Senada juga yang Presiden Joko Widodo sampaikan, dalam rapat terbatas pada Senin (15/2/2021) kemarin. Jokowi mengatakan dengan senang hati akan kembali meminta DPR merevisi UU ITE, apa bila implementasinya tidak adil.
Menurut Jokowi tidak menutup kemungkinan, pasal-pasal dalam UU ITE adalah hulu dari persoalan hukum. "Terutama menghapus pasal-pasal karet yang penafsirannya bisa beda-beda, ada potensi mudah dalam menginterpretasikannya secara sepihak," kata Jokowi sebagaimana menukil Antaranews, Selasa (16/2/2021).
Mengenai kriminalisasi, Kapolri Jenderal Listyo Sigit Prabowo angkat bicara. Dia pun meminta semacam petunjuk untuk jadi pegangan para penyidik saat menangani kasus terkait UU ITE. Hal itu dia sampaikan ketika menggelar Rapim bersama TNI di Mabes Polri, Selasa (16/2/2021) kemarin.

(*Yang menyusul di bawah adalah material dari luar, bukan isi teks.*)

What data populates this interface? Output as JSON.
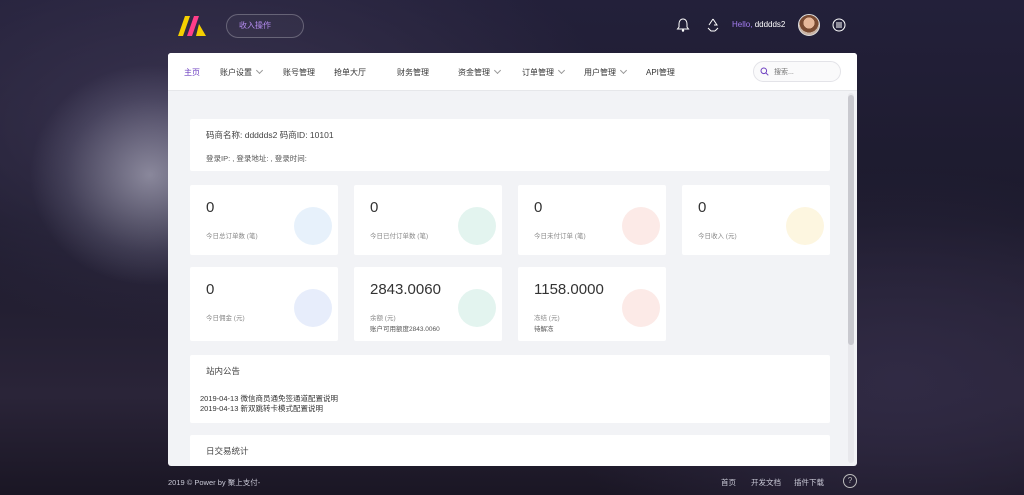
{
  "topbar": {
    "search_pill": "收入操作",
    "hello_prefix": "Hello,",
    "username": "ddddds2",
    "icons": [
      "bell-icon",
      "recycle-icon",
      "menu-icon"
    ]
  },
  "nav": {
    "items": [
      {
        "label": "主页",
        "active": true,
        "has_dropdown": false
      },
      {
        "label": "账户设置",
        "active": false,
        "has_dropdown": true
      },
      {
        "label": "账号管理",
        "active": false,
        "has_dropdown": false
      },
      {
        "label": "抢单大厅",
        "active": false,
        "has_dropdown": false
      },
      {
        "label": "财务管理",
        "active": false,
        "has_dropdown": false
      },
      {
        "label": "资金管理",
        "active": false,
        "has_dropdown": true
      },
      {
        "label": "订单管理",
        "active": false,
        "has_dropdown": true
      },
      {
        "label": "用户管理",
        "active": false,
        "has_dropdown": true
      },
      {
        "label": "API管理",
        "active": false,
        "has_dropdown": false
      }
    ],
    "search_placeholder": "搜索..."
  },
  "info": {
    "line1": "码商名称:  ddddds2  码商ID:  10101",
    "line2": "登录IP:  ,  登录地址:  ,  登录时间:"
  },
  "stats": [
    {
      "value": "0",
      "label": "今日总订单数 (笔)",
      "sub": "",
      "deco_color": "#3a8dde"
    },
    {
      "value": "0",
      "label": "今日已付订单数 (笔)",
      "sub": "",
      "deco_color": "#1aa67a"
    },
    {
      "value": "0",
      "label": "今日未付订单 (笔)",
      "sub": "",
      "deco_color": "#e8563b"
    },
    {
      "value": "0",
      "label": "今日收入 (元)",
      "sub": "",
      "deco_color": "#f0b400"
    },
    {
      "value": "0",
      "label": "今日佣金 (元)",
      "sub": "",
      "deco_color": "#3a6fde"
    },
    {
      "value": "2843.0060",
      "label": "余额 (元)",
      "sub": "账户可用额度2843.0060",
      "deco_color": "#1aa67a"
    },
    {
      "value": "1158.0000",
      "label": "冻结 (元)",
      "sub": "待解冻",
      "deco_color": "#e8563b"
    }
  ],
  "notices": {
    "title": "站内公告",
    "items": [
      "2019-04-13 微信商员通免签通道配置说明",
      "2019-04-13 新双跳转卡模式配置说明"
    ]
  },
  "daily": {
    "title": "日交易统计"
  },
  "footer": {
    "copyright": "2019 © Power by 聚上支付-",
    "links": [
      "首页",
      "开发文档",
      "插件下载"
    ],
    "help": "?"
  },
  "colors": {
    "accent": "#6f42c1",
    "logo_yellow": "#f5d000",
    "logo_pink": "#ff3e8a"
  }
}
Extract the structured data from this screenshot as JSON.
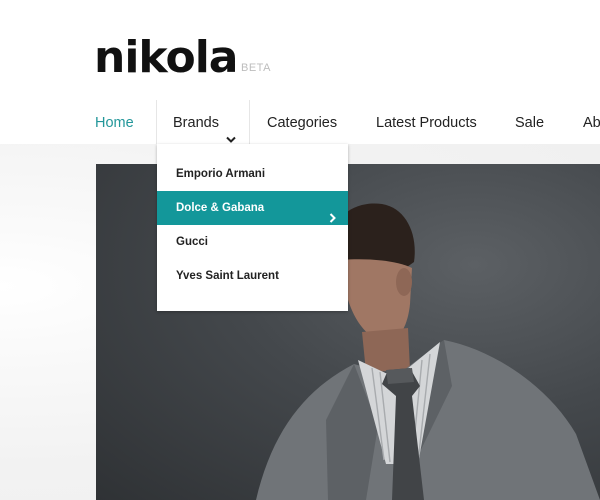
{
  "brand": {
    "name": "nikola",
    "tag": "BETA"
  },
  "nav": {
    "items": [
      {
        "label": "Home"
      },
      {
        "label": "Brands"
      },
      {
        "label": "Categories"
      },
      {
        "label": "Latest Products"
      },
      {
        "label": "Sale"
      },
      {
        "label": "Ab"
      }
    ],
    "active": "Home",
    "open_menu": "Brands"
  },
  "brands_menu": {
    "items": [
      {
        "label": "Emporio Armani"
      },
      {
        "label": "Dolce & Gabana"
      },
      {
        "label": "Gucci"
      },
      {
        "label": "Yves Saint Laurent"
      }
    ],
    "highlighted": "Dolce & Gabana"
  },
  "colors": {
    "accent": "#13979a",
    "active_link": "#23979a",
    "text": "#222222"
  },
  "icons": [
    "chevron-down-icon",
    "chevron-right-icon"
  ]
}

"Menindaklanjuti terkait dengan arahan Bapak Presiden, khususnya terkait dengan pasal-pasal karet yang ada di UU ITE yang tadi sudah saya sampaikan. Tolong buatkan semacam STR atau petunjuk untuk kemudian ini bisa jadi pegangan bagi para penyidik pada saat menerima laporan," ucap dia.
Sigit menuturkan, kasus terkait UU ITE, dasarnya adalah delik aduan. Dia menyarankan, setiap laporan yang bersifat delik aduan, sebaiknya yang melaporkan adalah si korban langsung jangan lagi ada perwakilan. Apa lagi jika tak berpotensi menimbulkan konflik, sambung Sigit, maka cukup proses mediasi saja.
“Supaya kemudian tidak asal lapor dan kemudian nanti kita yang kerepotan. Jadi hal-hal seperti ini ke depan kita perbaiki, apalagi memang seperti itu. Dan bila perlu kalau memang tidak berpotensi menimbulkan konflik horizontal, ya tidak perlu penahanan. Jadi proses mediasi, mediasi nggak bisa, nggak usah ada penahanan," tuturnya.
Sigit juga menyinggung kasus dugaan rasisme terhadap eks Komisioner Komnas HAM Natalius Pigai. Kasus seperti itu, menurut Sigit, perlu sampai tuntas. "Tapi untuk hal yang lain yang sifatnya hanya pencemaran nama baik, hoax, yang masih bisa kita berikan edukasi, laksanakan edukasi dengan baik," sambungnya.
Terkait itu juga, Sigit pun memerintahkan pembentukan 'virtual police' yang tugasnya menegur para pelanggar UU ITE. Bahkan, Sigit juga ingin melibatkan influencer yang memiliki followers banyak untuk mengedukasi penggunaan UU ITE. Sehingga proses edukasinya juga terasa nyaman, tidak menakut-nakuti.